Commentaire : Il faut parfois se forcer à regarder et entendre ce qui nous déplait, afin de prendre conscience que l'inhumanité et l'horreur qui l'accompagne existent réellement, dans notre monde, dans notre quotidien, peut-être pas si loin de chez nous. C'est le cas des abus rituels, manifestations abominables de quelque chose qui semble, dans son expression, être en opposition totale avec la force de vie qui anime toute création ; comme celle des enfants, hélas bien souvent.

Pour en savoir plus sur ce sujet difficile :

Michael Salter
Le Dr. Michael Salter est un criminologue australien. Il est l'auteur de plusieurs articles publiés dans des revues telles que le British Journal of Criminology, Violence Against Women et Child Abuse Review. En 2012, il a publié son premier livre : Organised Sexual Abuse* ; l'aboutissement de plusieurs années de recherche et de travail en lien direct avec des survivants. Il est actuellement chargé d'enseigner la criminologie à l'Université de Western à Sydney.

L'interview suivante a été menée par la survivante Lynn Schirmer. À noter également que l'australienne Kristin Constance, elle-même victime, a fait partie des personnes ayant travaillé avec Michael Salter pour exposer la dure réalité des abus rituels.

J'ai rencontré virtuellement Michael il y a plusieurs années, sous pseudonyme. Nous étions tous les deux membres actifs d'une communauté en ligne débattant autour des sujets politiques et sociaux du très original auteur canadien Jeff Wells. À ma première rencontre, Michael m'est apparu comme un très ardent défenseur - extrêmement bien informé - des survivants d'abus organisés, comme moi.
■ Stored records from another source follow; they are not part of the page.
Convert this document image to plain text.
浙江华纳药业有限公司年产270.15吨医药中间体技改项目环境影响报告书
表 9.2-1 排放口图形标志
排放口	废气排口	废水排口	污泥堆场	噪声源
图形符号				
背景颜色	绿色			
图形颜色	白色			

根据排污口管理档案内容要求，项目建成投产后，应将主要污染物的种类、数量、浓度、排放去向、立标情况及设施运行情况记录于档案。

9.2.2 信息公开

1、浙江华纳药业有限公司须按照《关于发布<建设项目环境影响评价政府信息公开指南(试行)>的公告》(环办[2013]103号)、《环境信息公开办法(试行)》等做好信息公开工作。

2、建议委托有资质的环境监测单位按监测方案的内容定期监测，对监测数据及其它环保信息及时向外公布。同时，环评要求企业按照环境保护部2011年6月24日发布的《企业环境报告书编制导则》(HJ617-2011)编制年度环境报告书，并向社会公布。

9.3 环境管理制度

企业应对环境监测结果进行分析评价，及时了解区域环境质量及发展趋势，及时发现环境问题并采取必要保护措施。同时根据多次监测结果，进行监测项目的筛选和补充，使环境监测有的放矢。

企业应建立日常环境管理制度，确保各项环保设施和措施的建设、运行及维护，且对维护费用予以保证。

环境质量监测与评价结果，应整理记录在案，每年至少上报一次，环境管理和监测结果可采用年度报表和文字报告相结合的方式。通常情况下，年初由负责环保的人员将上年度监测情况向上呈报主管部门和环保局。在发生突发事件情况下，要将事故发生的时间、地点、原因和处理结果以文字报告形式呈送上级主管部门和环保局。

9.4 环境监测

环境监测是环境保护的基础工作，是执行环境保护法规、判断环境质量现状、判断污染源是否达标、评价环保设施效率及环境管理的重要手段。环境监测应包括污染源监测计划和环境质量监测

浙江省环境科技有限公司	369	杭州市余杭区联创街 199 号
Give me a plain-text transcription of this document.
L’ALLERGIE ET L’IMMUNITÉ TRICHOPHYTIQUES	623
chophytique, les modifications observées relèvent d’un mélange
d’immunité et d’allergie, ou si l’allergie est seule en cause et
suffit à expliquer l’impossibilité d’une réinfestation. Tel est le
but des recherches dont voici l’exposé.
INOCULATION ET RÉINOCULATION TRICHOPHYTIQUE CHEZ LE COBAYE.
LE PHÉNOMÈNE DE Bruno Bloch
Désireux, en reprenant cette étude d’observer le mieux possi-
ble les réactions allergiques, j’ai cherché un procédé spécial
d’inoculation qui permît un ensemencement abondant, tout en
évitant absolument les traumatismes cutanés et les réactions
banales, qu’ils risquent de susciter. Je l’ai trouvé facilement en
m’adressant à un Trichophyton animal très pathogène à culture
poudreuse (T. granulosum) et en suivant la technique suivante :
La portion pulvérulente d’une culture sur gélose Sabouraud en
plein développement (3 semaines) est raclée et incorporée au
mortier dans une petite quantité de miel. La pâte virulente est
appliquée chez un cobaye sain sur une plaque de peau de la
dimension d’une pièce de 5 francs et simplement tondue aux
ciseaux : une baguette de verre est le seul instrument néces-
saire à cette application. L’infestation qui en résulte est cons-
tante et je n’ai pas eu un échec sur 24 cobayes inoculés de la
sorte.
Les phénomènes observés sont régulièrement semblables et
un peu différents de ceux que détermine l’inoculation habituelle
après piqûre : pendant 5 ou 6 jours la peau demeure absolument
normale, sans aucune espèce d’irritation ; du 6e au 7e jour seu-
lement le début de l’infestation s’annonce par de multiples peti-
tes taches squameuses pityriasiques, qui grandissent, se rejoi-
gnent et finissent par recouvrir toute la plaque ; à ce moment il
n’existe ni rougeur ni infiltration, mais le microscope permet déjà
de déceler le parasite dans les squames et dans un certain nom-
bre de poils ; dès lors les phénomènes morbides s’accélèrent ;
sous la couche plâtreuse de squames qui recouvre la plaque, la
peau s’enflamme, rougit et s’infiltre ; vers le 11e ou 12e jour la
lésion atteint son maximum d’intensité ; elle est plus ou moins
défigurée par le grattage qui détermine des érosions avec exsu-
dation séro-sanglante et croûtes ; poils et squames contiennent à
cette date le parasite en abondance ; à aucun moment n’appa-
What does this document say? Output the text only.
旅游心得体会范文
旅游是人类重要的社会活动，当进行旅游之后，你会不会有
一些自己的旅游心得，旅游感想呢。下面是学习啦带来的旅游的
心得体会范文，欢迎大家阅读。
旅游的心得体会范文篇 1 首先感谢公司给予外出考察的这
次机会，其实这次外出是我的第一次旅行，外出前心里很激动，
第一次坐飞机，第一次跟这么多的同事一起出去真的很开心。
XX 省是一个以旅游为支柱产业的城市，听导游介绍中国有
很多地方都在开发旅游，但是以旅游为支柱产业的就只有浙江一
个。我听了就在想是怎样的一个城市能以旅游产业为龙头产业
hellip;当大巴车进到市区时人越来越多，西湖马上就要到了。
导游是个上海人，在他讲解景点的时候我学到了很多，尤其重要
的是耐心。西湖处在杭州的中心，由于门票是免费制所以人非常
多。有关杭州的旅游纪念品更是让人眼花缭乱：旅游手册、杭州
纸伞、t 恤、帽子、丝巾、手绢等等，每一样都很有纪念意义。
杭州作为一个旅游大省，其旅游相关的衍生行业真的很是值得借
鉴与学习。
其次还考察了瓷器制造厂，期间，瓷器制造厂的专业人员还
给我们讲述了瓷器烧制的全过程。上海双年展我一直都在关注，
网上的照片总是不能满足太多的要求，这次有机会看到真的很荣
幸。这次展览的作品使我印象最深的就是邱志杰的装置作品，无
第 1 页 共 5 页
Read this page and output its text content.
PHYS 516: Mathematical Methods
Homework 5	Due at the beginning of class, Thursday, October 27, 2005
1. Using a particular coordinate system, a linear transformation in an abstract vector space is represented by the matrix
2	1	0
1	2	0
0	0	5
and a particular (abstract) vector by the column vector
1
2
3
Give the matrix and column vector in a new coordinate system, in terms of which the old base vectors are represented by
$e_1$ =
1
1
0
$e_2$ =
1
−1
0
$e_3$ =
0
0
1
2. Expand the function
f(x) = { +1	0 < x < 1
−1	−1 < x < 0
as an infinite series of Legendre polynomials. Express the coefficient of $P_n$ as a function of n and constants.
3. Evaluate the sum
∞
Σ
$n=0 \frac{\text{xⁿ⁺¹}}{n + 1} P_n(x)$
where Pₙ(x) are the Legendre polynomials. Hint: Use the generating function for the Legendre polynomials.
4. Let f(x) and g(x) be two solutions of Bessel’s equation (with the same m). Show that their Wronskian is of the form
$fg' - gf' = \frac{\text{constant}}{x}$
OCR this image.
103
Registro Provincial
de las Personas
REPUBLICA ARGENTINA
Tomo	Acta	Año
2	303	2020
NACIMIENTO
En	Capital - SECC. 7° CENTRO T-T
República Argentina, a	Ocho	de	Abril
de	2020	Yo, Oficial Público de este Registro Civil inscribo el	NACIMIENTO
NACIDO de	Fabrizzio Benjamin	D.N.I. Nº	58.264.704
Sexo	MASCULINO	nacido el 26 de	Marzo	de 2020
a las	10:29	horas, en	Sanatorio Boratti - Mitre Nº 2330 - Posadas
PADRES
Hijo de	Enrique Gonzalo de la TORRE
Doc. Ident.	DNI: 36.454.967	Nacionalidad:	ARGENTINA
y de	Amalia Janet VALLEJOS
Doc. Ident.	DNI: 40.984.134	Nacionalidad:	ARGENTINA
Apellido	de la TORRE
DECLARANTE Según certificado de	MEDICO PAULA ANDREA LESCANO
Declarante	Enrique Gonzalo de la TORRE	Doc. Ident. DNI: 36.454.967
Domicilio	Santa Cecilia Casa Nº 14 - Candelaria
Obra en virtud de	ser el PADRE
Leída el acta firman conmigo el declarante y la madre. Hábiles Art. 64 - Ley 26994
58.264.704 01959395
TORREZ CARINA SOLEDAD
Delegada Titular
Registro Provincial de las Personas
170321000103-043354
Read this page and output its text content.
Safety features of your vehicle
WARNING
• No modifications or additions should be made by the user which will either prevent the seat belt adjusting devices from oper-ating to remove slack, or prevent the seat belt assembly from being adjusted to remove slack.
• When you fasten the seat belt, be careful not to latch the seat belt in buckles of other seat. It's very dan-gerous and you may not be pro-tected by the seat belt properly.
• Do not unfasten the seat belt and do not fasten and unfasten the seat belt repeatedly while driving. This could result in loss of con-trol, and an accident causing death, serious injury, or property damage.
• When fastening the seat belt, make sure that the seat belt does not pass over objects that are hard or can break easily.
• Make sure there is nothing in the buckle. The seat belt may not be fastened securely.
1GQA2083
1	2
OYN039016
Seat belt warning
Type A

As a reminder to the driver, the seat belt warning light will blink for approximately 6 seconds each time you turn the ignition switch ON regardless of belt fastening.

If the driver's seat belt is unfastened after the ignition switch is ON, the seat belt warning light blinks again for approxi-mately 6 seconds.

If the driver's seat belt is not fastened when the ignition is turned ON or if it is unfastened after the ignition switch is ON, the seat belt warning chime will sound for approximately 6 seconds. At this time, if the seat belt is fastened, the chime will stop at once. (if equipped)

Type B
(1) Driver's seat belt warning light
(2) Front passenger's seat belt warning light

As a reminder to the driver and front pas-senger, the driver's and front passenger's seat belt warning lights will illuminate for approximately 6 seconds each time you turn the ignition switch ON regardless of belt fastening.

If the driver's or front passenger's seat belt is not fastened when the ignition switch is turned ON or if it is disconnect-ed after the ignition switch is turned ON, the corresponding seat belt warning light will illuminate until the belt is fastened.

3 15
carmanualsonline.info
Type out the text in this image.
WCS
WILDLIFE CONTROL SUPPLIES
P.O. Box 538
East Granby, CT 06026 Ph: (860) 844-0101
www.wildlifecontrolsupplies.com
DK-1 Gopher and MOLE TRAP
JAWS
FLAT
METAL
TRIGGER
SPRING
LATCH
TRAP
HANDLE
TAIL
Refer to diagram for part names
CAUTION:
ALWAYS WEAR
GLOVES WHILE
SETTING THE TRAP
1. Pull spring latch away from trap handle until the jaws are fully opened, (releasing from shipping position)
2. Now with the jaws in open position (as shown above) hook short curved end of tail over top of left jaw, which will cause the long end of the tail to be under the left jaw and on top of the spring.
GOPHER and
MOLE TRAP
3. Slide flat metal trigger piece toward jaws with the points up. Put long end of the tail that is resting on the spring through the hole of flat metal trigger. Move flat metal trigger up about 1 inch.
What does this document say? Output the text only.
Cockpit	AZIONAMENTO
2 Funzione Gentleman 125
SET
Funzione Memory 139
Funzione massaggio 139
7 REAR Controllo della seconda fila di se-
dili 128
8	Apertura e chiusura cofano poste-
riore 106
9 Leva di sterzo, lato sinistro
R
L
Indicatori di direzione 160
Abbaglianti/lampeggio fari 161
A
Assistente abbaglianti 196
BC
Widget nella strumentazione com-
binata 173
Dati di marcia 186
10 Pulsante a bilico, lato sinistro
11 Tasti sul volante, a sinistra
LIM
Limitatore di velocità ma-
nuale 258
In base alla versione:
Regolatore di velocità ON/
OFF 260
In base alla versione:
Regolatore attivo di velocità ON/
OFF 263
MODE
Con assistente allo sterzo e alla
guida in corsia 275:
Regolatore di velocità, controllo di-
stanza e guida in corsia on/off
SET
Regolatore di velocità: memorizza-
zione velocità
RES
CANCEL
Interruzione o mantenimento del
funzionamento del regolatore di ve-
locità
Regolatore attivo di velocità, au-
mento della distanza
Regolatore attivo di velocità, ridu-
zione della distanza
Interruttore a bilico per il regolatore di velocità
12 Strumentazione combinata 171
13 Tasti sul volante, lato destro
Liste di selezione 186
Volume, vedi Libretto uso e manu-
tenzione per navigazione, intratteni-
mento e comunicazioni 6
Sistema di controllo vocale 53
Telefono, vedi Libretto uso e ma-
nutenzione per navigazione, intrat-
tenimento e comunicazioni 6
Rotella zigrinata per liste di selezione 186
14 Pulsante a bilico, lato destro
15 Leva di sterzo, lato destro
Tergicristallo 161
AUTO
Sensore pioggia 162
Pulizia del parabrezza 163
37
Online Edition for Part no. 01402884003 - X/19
Avec les années, ma gratitude envers lui n'a fait qu'augmenter car il a aidé à démarginaliser les violences rituelles pour en faire un champ d'étude à part entière.
Le terme abus organisé se réfère à des abus perpétrés par plusieurs personnes, généralement dans un système/réseau qui facilite une certaine coordination. Il peut se produire dans des groupes tels que des familles, des groupes sectaires déviants ou des réseaux criminels.
J'ai interviewé Michael à propos de l'état actuel des choses et de comment il en était arrivé à s'investir dans un tel sujet. J'ai inclus un extrait de son livre (ndlr : qui sera publié dans un prochain billet) : le récit très émouvant d'une jeune femme nommée Sarah, qui, avec son aide, essaie à plusieurs reprises de s'extraire de l'emprise puissante d'un groupe hyper-violent. Cet extrait décrit de façon poignante comment la justice et les institutions de santé ne parviennent pas à répondre à sa situation...

Lynn Schirmer : Qu'est-ce qui vous a amené à étudier les abus rituels sur les enfants ?

Michael Salter : J'ai commencé mes recherches sur les abus rituels grâce à une amie à moi, elle-même survivante. Nous nous sommes rencontrés à l'adolescence et sommes devenus des amis proches. Je devinais qu'elle avait une histoire traumatique mais il m'a fallu un petit peu de temps pour réaliser qu'elle était encore abusée. Les choses ont atteint un tel point critique pour elle, que nous avons pris la décision commune de travailler ensemble pour mettre fin aux violences. J'ai décrit cette période de ma vie en détail dans mon livre, je ne vais pas la développer ici (ndlr: l'extrait en question sera publié dans un prochain billet) si ce n'est pour dire que j'ai été confronté à des preuves claires d'abus organisés permanents et ritualisés. À la fin de tout cela, lorsque mon amie était enfin en sécurité, je me suis demandé ce que je pourrais faire avec cette connaissance relative à ce qu'elle avait vécu. C'est elle qui m'a suggéré de me lancer dans un programme de doctorat et d'étude sur l'abus rituel.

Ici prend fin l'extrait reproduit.